Luckily there is zero wind and a very slight tide so we drift whilst we switch to the other engine. We proceed past the breakwater to the Club Nautico, trying to hail them on the VHF. Nobody replies. Deciding to help ourselves to a berth and sort out the details in the morning, we cautiously motor towards the pontoons. I can taste the calamari fritos already.
All good and then the other engine fails.
Fortunately we had set the anchor out already in case the marina was full so I fling is out on a short leash as we are only an alarming 10 metres from a large expensive looking monohull. Casper tries to coax the engine back to life and she revives for a short while before dying again. We repeat this several times until we spot the owners of the said expensive monohull returning home after supper out (it is now about eleven o’clock). I establish that they are French as ask permission to raft up alongside their steel hull. Mark and I set the boat up with fenders and lines. I jump in Melvin the dinghy and take the fore and aft lines with me to the French boat where Monsieur is manning the bows and Madame is at the stern. Casper pulls up the anchor and the gentil French couple pull us round, our port to their starboard.
After profuse thanks, we eat and thank the gods that the engines did not choose to fail further out, forcing us to anchor in both water too deep and solid fog. Perhaps the universe is not so indifferent to us after all?
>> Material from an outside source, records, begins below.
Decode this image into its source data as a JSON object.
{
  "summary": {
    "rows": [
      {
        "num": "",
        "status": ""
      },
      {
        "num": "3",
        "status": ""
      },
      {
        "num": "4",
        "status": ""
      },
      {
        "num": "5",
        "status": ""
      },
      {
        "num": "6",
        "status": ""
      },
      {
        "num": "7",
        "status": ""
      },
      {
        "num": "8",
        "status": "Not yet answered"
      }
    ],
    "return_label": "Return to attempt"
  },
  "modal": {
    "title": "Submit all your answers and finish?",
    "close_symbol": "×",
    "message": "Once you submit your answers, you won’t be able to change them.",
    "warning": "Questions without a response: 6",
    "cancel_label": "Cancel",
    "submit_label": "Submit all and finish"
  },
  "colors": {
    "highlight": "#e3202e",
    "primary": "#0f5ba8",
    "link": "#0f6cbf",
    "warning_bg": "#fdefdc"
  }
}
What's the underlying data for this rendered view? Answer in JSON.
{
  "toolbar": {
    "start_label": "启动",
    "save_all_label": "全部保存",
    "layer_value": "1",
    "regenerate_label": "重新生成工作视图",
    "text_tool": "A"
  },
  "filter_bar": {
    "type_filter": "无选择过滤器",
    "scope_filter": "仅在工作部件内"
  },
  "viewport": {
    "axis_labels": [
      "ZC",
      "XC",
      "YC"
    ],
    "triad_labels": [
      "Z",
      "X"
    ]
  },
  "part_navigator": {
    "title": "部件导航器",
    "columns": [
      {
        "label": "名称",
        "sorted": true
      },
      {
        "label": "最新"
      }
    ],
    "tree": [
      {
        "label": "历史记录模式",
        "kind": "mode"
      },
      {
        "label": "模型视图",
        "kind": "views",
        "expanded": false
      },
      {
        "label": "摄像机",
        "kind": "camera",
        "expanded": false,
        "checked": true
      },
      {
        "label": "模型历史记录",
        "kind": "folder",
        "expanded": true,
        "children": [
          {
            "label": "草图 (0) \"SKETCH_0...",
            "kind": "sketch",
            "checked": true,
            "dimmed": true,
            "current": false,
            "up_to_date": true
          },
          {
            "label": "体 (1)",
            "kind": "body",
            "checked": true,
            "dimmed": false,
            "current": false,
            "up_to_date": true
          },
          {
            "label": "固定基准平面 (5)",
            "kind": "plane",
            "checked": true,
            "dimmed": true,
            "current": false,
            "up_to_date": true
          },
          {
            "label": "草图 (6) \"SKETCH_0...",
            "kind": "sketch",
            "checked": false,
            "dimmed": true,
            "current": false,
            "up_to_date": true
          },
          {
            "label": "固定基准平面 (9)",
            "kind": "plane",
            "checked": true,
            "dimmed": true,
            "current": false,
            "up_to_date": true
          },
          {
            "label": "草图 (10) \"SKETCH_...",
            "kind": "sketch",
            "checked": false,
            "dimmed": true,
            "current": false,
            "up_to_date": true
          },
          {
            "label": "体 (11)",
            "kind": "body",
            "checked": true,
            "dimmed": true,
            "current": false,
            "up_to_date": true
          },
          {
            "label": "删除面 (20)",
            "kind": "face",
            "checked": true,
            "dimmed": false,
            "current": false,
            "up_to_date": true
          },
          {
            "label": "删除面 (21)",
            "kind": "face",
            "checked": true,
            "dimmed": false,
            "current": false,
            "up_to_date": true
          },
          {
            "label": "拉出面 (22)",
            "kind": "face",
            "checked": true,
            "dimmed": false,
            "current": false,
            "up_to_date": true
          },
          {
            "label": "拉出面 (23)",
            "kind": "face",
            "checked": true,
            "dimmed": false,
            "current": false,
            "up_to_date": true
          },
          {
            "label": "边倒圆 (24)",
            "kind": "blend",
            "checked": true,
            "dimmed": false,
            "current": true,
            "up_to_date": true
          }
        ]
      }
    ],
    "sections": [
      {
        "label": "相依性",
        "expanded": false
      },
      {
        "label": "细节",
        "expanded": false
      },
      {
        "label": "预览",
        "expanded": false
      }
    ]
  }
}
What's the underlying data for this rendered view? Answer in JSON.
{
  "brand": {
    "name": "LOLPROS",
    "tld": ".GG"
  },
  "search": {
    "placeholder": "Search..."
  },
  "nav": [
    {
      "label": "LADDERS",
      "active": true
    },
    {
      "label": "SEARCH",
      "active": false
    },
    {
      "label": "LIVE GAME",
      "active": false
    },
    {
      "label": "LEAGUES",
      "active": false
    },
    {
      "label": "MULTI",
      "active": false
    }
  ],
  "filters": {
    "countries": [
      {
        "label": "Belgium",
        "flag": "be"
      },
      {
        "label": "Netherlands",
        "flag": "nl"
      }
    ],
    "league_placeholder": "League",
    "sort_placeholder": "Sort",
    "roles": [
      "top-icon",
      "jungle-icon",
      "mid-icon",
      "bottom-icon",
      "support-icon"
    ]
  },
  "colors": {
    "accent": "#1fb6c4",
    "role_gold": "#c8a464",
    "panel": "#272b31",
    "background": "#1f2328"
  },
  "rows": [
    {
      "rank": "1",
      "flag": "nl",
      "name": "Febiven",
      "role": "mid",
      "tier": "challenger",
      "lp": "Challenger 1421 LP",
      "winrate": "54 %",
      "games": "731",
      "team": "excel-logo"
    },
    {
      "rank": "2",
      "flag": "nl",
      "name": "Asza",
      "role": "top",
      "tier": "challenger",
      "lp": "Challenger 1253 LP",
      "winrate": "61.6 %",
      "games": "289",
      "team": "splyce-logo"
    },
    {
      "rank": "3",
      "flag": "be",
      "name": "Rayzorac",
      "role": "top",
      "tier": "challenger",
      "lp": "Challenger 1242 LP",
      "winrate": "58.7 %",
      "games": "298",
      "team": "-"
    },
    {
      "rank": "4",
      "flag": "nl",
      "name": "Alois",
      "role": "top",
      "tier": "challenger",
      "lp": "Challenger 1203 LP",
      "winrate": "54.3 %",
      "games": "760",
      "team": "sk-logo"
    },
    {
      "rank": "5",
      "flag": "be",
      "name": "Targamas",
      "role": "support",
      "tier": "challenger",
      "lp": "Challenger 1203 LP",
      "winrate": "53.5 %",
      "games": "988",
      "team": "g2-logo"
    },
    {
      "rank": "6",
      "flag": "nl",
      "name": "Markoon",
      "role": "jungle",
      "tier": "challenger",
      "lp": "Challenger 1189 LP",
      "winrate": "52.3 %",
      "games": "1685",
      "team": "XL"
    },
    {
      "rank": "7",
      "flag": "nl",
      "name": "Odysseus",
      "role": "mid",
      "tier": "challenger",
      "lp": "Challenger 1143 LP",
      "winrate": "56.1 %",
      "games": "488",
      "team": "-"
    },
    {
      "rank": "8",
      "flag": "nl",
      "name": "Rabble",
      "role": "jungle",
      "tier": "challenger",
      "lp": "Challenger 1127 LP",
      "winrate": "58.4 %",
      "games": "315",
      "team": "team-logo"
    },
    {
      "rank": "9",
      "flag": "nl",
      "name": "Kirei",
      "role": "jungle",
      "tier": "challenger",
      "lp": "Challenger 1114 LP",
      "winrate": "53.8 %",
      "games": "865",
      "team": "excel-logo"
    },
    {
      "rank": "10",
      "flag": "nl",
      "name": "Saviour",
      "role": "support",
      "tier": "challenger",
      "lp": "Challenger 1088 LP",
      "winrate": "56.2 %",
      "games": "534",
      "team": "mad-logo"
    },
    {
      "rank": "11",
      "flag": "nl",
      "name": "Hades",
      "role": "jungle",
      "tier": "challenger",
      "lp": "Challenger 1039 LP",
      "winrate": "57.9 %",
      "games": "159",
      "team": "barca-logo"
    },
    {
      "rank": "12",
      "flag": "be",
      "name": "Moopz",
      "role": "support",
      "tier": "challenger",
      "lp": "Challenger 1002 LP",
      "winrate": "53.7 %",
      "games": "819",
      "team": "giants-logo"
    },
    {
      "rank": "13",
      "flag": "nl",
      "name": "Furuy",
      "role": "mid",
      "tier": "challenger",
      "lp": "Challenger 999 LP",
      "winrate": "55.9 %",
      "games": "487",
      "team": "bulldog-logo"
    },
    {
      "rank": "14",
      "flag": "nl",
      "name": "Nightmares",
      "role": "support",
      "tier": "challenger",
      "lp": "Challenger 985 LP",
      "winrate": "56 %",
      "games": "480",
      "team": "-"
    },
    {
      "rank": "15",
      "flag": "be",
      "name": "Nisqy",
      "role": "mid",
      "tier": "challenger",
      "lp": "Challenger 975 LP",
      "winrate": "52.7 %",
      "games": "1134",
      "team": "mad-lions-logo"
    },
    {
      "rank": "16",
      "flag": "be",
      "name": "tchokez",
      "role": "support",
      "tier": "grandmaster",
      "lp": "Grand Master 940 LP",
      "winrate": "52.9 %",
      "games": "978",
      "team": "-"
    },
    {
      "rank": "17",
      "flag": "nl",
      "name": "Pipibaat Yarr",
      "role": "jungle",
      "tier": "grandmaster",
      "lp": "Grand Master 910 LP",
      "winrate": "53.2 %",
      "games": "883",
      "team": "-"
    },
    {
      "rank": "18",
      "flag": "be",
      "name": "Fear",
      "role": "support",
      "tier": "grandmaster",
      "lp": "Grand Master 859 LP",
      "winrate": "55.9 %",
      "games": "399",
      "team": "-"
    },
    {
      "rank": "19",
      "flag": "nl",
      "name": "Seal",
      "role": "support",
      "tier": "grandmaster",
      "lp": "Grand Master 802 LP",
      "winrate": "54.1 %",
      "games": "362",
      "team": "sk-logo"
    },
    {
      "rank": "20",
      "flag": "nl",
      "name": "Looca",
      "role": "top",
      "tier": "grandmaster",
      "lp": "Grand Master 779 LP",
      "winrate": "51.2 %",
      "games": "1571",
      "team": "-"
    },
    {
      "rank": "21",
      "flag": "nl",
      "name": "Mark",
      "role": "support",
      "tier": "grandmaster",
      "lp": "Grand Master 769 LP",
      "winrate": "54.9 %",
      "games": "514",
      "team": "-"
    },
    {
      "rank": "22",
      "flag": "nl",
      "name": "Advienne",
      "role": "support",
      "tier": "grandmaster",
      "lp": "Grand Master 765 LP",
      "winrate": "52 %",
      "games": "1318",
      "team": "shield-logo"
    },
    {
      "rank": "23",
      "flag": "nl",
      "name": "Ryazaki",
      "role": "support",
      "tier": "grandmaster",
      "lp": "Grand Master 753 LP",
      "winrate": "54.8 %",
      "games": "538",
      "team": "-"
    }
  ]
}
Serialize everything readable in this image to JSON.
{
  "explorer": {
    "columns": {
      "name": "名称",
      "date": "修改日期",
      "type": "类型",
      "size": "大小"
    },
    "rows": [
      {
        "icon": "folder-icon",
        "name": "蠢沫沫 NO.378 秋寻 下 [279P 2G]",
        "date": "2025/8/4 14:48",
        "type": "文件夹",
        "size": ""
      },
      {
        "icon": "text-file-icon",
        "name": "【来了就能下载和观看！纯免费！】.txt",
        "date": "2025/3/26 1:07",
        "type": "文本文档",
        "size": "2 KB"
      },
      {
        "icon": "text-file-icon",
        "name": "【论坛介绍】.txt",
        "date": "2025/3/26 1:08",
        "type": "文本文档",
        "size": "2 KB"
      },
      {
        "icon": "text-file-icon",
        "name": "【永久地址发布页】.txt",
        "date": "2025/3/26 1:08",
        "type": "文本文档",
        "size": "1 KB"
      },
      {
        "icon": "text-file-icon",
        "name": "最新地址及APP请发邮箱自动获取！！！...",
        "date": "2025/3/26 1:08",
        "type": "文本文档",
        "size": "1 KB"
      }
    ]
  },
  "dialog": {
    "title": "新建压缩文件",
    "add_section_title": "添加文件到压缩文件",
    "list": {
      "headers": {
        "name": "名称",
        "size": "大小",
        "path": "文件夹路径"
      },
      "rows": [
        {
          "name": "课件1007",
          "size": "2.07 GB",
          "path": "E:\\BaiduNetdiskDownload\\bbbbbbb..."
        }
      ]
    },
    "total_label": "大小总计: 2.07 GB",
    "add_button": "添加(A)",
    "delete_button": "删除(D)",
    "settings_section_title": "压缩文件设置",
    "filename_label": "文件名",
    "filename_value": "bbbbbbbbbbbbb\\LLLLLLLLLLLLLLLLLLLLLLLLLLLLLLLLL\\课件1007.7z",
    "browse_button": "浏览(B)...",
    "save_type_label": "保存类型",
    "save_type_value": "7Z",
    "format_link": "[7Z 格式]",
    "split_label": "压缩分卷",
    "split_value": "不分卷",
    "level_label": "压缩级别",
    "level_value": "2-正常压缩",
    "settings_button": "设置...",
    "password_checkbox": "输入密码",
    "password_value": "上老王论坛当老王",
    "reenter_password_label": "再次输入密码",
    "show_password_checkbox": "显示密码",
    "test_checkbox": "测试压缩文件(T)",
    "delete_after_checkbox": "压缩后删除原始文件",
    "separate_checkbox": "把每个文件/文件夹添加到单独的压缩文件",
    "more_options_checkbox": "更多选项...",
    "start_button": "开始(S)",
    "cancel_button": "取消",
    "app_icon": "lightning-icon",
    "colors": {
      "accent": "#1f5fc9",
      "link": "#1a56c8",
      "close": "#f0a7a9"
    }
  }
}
It was also immensely lucky that the night was so benign because, as I am writing this, Impulse is riding up against the French boat, chomping at her bowline, fenders squeeling as she is squeezed up by twenty five knots of wind and a nasty chop.
Washing, drying....
...and fixing in Camarinas
We are committed to stay in Camarinas a tad longer as the winds are far too great out there and we have had our fair share recently. It is a sweet port, busy with fishing trade and apparently famous for its lacemaking (although we have seen none of this yet). In fact we have not done any adventuring here as we have spent our time straightening the boat out: drying, washing, fixing. Oh and eating and drinking like there is no tomorrow, as they say in Spain “que bueno, no?!”
The Ria Camarinas before the day gets going
Thursday, 3 September 2009
OMG wish u were here!!

So, weather: poor. Equally, humours: poor – not only because of the damned weather but also because we are STILL WAITING FOR THE SAIL. Casper and I have been reduced to relaying information to each other through a series of scornful grunts that, if they were a VHF communication, would be described by the coastguard as “poor, barely readable”. We also have some lurgy the symptoms of which might identify it as a mild case of swine flu – time to bring in the oinkment.
Anyhow – the said sail was due to arrive this morning, having been flown in from South Africa, cleared customs and been titivated to (fingers crossed) perfection in the finishing shop here in Plymouth. Whilst the sun shone (briefly) Casper and I have spent a bracing half an hour taming the beast that is the old sail into a transportable form. Tricky given the size of the thing (50 odd square metres) and the speed of the wind which channel 16 (the coastguards on VHF radio) confirmed was a force 9. Despite the sail being ready, wind has stopped play. Tomorrow we hope it will ease.
Things are certainly not all bad. We are alongside at Mayflower Marina, which, although expensive, boasts a bar that serves tapas and a new washroom block with not only power showers but a bath too. Living on a boat through a soggy English summer elevates facilities once considered mundane to truly sparkling luxuries. There is nothing like, freshly showered, slipping into a freshly laundered berth, sheets still warm from the tumble dryer, and being lulled to sleep by the play of wind and tide.